Neue Kampagne „Cleverländ“
Gut 40 Vertreter aus Politik, Wirtschaft, Handwerk, Gewerkschaften, Sozialverbänden, Energieversorgung und Kommunen sprachen drei Stunden miteinander. Anwesend war fast das gesamte Landeskabinett mit elf Ministerinnen und Ministern. Am Ende stand eine gemeinsame Erklärung, dass „ein kurzfristig wirksames Sparprogramm“ umgesetzt werden soll. Wie dies genau aussehen kann, wird in der Erklärung nicht näher ausgeführt.
Jedes Unternehmen und jede Einrichtung sollen, unterstützt von ihren Spitzenverbänden, Sparpotenziale identifizieren und so die Verbräuche senken. Auch die Bürgerinnen und Bürger sind aufgefordert, Gas zu sparen. Dazu soll es noch im Sommer eine Kampagne mit dem Titel „Cleverländ“ geben, in der konkrete Tipps vorgestellt werden. Zudem gehe es darum, schnell Genehmigungen zu erteilen, falls Unternehmen vom Gas aufs Öl umsteigen könnten.
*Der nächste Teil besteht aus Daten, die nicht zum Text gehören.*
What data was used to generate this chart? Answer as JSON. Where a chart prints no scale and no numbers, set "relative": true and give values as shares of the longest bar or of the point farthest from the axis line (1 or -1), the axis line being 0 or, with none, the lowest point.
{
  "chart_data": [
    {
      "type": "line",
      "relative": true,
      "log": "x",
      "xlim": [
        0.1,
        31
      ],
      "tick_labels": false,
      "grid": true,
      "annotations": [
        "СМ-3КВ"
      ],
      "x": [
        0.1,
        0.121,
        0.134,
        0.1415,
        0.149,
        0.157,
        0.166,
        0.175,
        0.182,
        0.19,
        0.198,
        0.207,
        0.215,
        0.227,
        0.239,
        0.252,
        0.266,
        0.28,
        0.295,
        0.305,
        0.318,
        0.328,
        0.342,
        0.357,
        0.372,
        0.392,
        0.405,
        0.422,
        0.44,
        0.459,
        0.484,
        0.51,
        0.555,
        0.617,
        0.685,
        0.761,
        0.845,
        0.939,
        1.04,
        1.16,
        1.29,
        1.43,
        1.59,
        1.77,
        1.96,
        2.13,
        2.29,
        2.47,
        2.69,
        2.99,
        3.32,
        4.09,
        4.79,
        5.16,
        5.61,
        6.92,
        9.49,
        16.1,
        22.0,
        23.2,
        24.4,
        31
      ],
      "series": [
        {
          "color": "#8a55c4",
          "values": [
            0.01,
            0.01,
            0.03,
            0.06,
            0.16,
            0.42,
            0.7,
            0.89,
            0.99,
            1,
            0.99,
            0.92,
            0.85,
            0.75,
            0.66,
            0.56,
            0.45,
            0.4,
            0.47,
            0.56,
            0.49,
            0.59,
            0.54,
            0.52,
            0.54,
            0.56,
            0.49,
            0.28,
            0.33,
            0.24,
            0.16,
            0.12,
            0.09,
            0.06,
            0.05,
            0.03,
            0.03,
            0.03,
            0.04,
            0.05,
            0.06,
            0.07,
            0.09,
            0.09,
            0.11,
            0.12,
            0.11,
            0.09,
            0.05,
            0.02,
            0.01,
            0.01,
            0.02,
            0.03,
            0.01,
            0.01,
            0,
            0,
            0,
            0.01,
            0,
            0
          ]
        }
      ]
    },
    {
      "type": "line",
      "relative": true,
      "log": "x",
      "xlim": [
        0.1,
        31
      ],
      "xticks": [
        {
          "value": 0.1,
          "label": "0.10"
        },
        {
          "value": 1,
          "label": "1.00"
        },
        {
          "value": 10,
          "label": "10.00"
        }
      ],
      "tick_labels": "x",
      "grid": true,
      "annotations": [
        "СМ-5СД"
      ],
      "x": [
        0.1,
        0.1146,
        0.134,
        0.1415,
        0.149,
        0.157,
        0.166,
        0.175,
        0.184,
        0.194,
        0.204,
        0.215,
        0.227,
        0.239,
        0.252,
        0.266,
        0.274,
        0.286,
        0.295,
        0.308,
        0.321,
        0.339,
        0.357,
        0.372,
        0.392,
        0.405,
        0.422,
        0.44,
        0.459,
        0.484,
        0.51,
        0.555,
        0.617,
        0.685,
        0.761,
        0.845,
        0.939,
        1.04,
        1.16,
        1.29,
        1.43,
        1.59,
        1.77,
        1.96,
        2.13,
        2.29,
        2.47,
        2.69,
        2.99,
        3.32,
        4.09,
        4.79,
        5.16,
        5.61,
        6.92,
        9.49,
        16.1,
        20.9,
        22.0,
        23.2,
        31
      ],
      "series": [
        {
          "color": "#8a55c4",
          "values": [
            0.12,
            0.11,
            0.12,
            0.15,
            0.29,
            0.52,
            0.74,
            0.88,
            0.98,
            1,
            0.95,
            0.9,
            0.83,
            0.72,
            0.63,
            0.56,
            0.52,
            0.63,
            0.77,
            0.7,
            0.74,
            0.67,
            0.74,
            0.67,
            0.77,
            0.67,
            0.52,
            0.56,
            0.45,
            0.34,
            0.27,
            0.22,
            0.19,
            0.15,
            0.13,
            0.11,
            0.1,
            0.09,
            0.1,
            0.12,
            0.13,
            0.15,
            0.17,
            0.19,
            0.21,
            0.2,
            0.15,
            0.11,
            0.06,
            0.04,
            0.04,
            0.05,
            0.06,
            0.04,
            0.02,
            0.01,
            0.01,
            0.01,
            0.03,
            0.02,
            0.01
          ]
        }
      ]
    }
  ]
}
Gesetzliche Verbote soll es vorerst nicht geben. Das sei auch nicht sinnvoll, betonte Kretschmann: Man könne doch nicht tausend Gesetze machen, die etwa verböten, länger als zwei Minuten zu duschen. Er setze auf den gesunden Menschenverstand; schließlich sparten die Bürger bares Geld, wenn sie weniger Gas und Strom verbrauchten. Innenminister Thomas Strobl (CDU) sagte allerdings, dass der Bund in der nächsten Alarmstufe Ge- und Verbote ausspreche: „Genau das wollen wir verhindern.“
Daneben hat sich die Landesregierung während des Gasgipfels zu einem eigenen Fünfpunkteprogramm verpflichtet, mit dem in den Behörden und Einrichtungen des Landes der Wärme- und Stromverbrauch gesenkt werden soll. Die Raumtemperatur in den Behörden soll auf 19 Grad, womöglich gar 18 Grad gesenkt werden, sofern der Bund es genehmigt.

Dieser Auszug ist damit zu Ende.